İslam Peygamberine atfedilen bir hadiste "Kimin üzerinde din kardeşinin ırzı, namusu veya malıyla ilgili bir zulüm varsa altın ve gümüşün bulunmayacağı kıyamet günü gelmeden evvel o kimseyle helalleşmesi" istenmektedir.
Teolojik açıdan helalleşmek, kıyametten önce bu dünyada yapılması gereken asli görevdir.
Sıcak ve sempatik nitelikteki helalleşme kavramı, manevi, ahlaki ve dini anlamları olan derin insani ve ilahi ilişkiyi ifade etmektedir.
Siyasetten kopan topluma helalleşme kavramı üzerinden ilişkiye geçmeye çalışmanın ilginç ve verimli bir iletişim biçimi olduğunu söyleyebiliriz.
Kılıçdaroğlu'nun helalleşme yolculuğu çağrısında otoriter ve totaliter bir dil kullanılmamaktadır.
Kılıçdaroğlu, Cumhuriyeti kuran parti olarak CHP'yi bu ülkede olan bütün iyiliklerin sahibi, bütün kötülüklerin ise CHP muhaliflerinden kaynaklandığı şeklinde bir kurgudan hareket etmemektedir.

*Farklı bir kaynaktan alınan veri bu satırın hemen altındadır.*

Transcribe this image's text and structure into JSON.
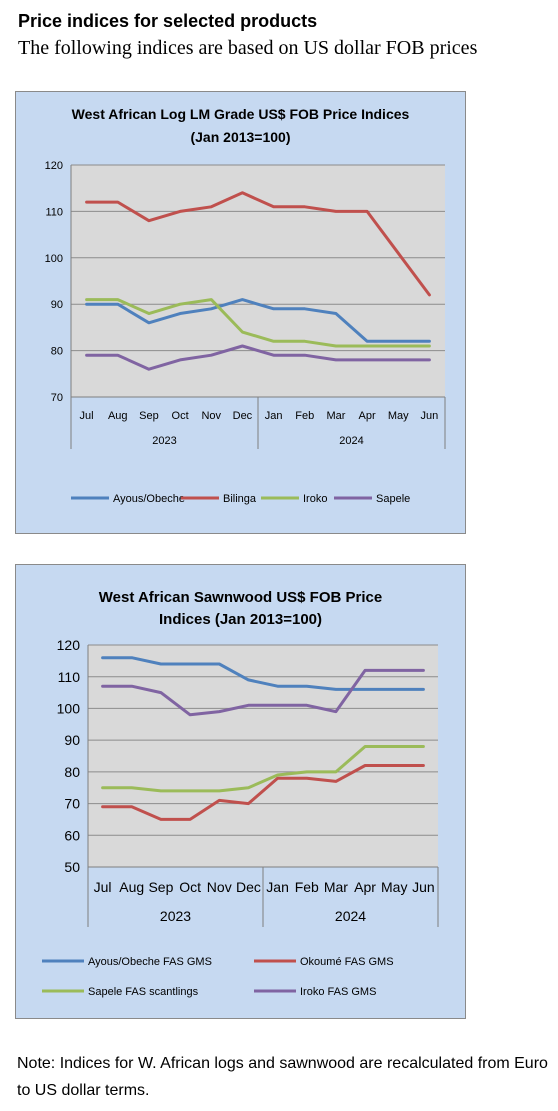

Bu toplumda açılan yaralardan CHP'nin sorumluluğunu kabul eden Kılıçdaroğlu, otobiyografik hafıza inşa etmenin tuzağına düşmemekte, bütüncül bir hafıza ile bu coğrafyada yaşanılan bütün sosyal yaralarla ve yıkımlarla yüzleşilmesinin ve tartışılmasının önünü açmaktadır.
Kılıçdaroğlu'nun helalleşme çağrısının ardından farklı toplum kesimlerinin geçmişte yaşadıkları mağduriyetleri ve acıları dillendirmesi, sosyal hayatımızın normalleşmesi açısından önemli bir gelişmedir.
Helalleşme çağrısından sonra Kılıçdaroğlu'nu bütün sosyal sorunların kaynağı gibi konumlandıran ve 'şununla da helalleş' şeklinde dayatma niteliğinde karşılıklar verilmektedir.
Birinci olarak helalleşme, sadece Kılıçdaroğlu'nun omuzlarına yüklenilecek bir sorumluluk değildir.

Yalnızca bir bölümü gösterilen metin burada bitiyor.